仲間の一人、健二が「行こうぜ!」と叫び、皆を引っ張って進む。
しかし、その瞬間、太一は立ちすくむ。
「これ、なんかおかしい…帰ろうよ。」と言ったが、仲間たちは興奮しつつ、どんどん進んでいった。
彼の心には「暴れ者が待っている」と警告するような声が響いていた。

次第に洞窟は暗く、歩くにつれて冷たさが増していった。
「これ、昼間に来たら全然違うよな」と冗談めかした健二の言葉が、今は不気味に響いた。
すると、次の瞬間、ひどい地響きが響き渡り、彼らは転んだ。
太一は恐怖に駆られながらも、他の仲間の元へ行こうとしたが、恐ろしい声が空気を引き裂いた。
「折れた木を割った者よ、還れ!」

全員がその声を聞いた瞬間、洞窟の壁が揺れ、ひとつの黒い影が彼らの目の前に現れた。
その影は、小さく壊れた木々が渦巻くように姿を成し、彼らに向かって手を差し出していた。
「お前たちがこの場所に来る理由はただ一つ。私に捧げよ、命を。

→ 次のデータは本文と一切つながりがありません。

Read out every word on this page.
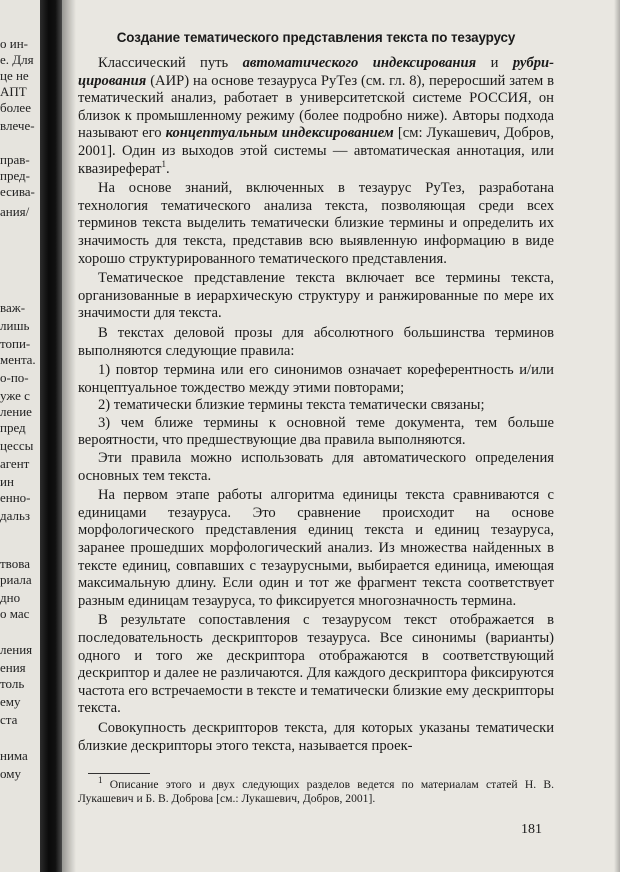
о ин-
е. Для
це не
АПТ
более
влече-
прав-
пред-
есива-
ания/
важ-
лишь
топи-
ментa.
о-по-
уже с
ление
пред
цессы
агент
ин
енно-
дальз
твова
риала
дно
о мас
ления
ения
толь
ему
ста
нима
ому
Создание тематического представления текста по тезаурусу

Классический путь автоматического индексирования и рубрицирования (АИР) на основе тезауруса РуТез (см. гл. 8), переросший затем в тематический анализ, работает в университетской системе РОССИЯ, он близок к промышленному режиму (более подробно ниже). Авторы подхода называют его концептуальным индексированием [см: Лукашевич, Добров, 2001]. Один из выходов этой системы — автоматическая аннотация, или квазиреферат$^1$.

На основе знаний, включенных в тезаурус РуТез, разработана технология тематического анализа текста, позволяющая среди всех терминов текста выделить тематически близкие термины и определить их значимость для текста, представив всю выявленную информацию в виде хорошо структурированного тематического представления.

Тематическое представление текста включает все термины текста, организованные в иерархическую структуру и ранжированные по мере их значимости для текста.

В текстах деловой прозы для абсолютного большинства терминов выполняются следующие правила:

1) повтор термина или его синонимов означает кореферентность и/или концептуальное тождество между этими повторами;

2) тематически близкие термины текста тематически связаны;

3) чем ближе термины к основной теме документа, тем больше вероятности, что предшествующие два правила выполняются.

Эти правила можно использовать для автоматического определения основных тем текста.

На первом этапе работы алгоритма единицы текста сравниваются с единицами тезауруса. Это сравнение происходит на основе морфологического представления единиц текста и единиц тезауруса, заранее прошедших морфологический анализ. Из множества найденных в тексте единиц, совпавших с тезаурусными, выбирается единица, имеющая максимальную длину. Если один и тот же фрагмент текста соответствует разным единицам тезауруса, то фиксируется многозначность термина.

В результате сопоставления с тезаурусом текст отображается в последовательность дескрипторов тезауруса. Все синонимы (варианты) одного и того же дескриптора отображаются в соответствующий дескриптор и далее не различаются. Для каждого дескриптора фиксируются частота его встречаемости в тексте и тематически близкие ему дескрипторы текста.

Совокупность дескрипторов текста, для которых указаны тематически близкие дескрипторы этого текста, называется проек-

$^1$ Описание этого и двух следующих разделов ведется по материалам статей Н. В. Лукашевич и Б. В. Доброва [см.: Лукашевич, Добров, 2001].
181
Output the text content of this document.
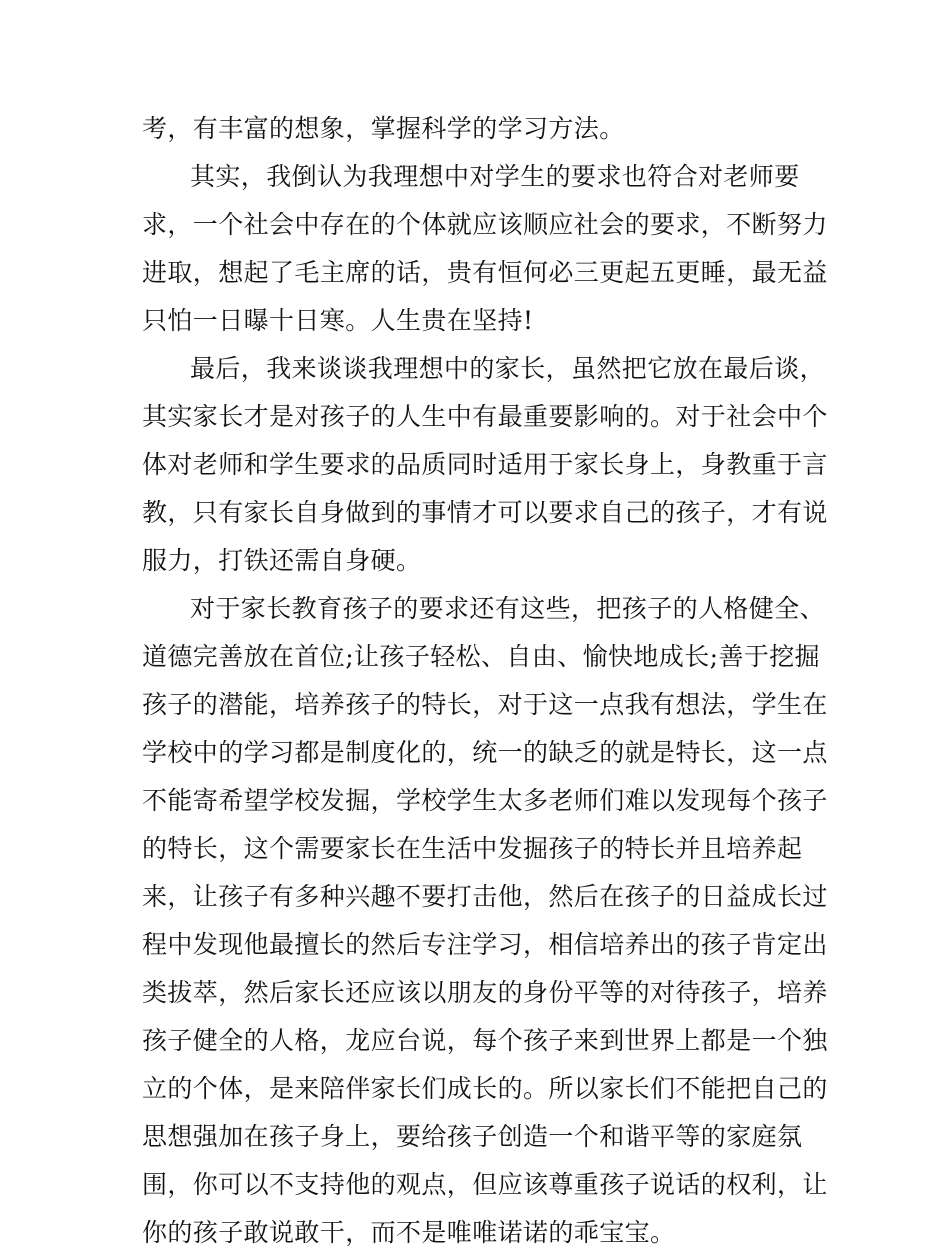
考，有丰富的想象，掌握科学的学习方法。
其实，我倒认为我理想中对学生的要求也符合对老师要
求，一个社会中存在的个体就应该顺应社会的要求，不断努力
进取，想起了毛主席的话，贵有恒何必三更起五更睡，最无益
只怕一日曝十日寒。人生贵在坚持!
最后，我来谈谈我理想中的家长，虽然把它放在最后谈，
其实家长才是对孩子的人生中有最重要影响的。对于社会中个
体对老师和学生要求的品质同时适用于家长身上，身教重于言
教，只有家长自身做到的事情才可以要求自己的孩子，才有说
服力，打铁还需自身硬。
对于家长教育孩子的要求还有这些，把孩子的人格健全、
道德完善放在首位;让孩子轻松、自由、愉快地成长;善于挖掘
孩子的潜能，培养孩子的特长，对于这一点我有想法，学生在
学校中的学习都是制度化的，统一的缺乏的就是特长，这一点
不能寄希望学校发掘，学校学生太多老师们难以发现每个孩子
的特长，这个需要家长在生活中发掘孩子的特长并且培养起
来，让孩子有多种兴趣不要打击他，然后在孩子的日益成长过
程中发现他最擅长的然后专注学习，相信培养出的孩子肯定出
类拔萃，然后家长还应该以朋友的身份平等的对待孩子，培养
孩子健全的人格，龙应台说，每个孩子来到世界上都是一个独
立的个体，是来陪伴家长们成长的。所以家长们不能把自己的
思想强加在孩子身上，要给孩子创造一个和谐平等的家庭氛
围，你可以不支持他的观点，但应该尊重孩子说话的权利，让
你的孩子敢说敢干，而不是唯唯诺诺的乖宝宝。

」

恐怖心から逃れるため、太一は洞窟の出口へと向かおうとした。
その瞬間、運命の悪戯か、仲間の一人、優子が影に引き寄せられてしまった。
彼女は叫び続けたが、声は洞窟の奥へと吸い込まれていった。
太一は仲間が次々と消えていくのを見ながら、彼自身も引き寄せられそうになる恐怖と闘っていた。

「急いで逃げよう!」太一は必死に叫んだ。
しかし、出口付近には強烈な力が働いていて、彼らを捕らえようとする影が迫っていた。
戻ることはできず、友人たちが袋小路に追い込まれてしまった。
太一は恐怖と悲しみにおそわれながら、どうしようもなく出口へと走った。
自分だけでも逃げなければならないと、決心した。

ついに洞窟の出口が近づき、太一は意を決してその場を飛び出す。
後ろで友人たちの悲鳴が響き渡る音を振り払うように、全力で走った。
外の世界へ出ると、月明かりが照らす野原に出たが、後ろを振り返ると、洞窟の入口は元の姿に戻り、すでに仲間の声は聞こえなかった。

太一は静まり返った夜の中で、呆然と立ち尽くしていた。
誰も来ない静けさが彼の心に重くのしかかり、去って行った仲間たちを思い出した。
そして、心の奥底に無言の恐怖が芽生え、彼は「地の洞窟」の存在を決して忘れないのだと感じるのだった。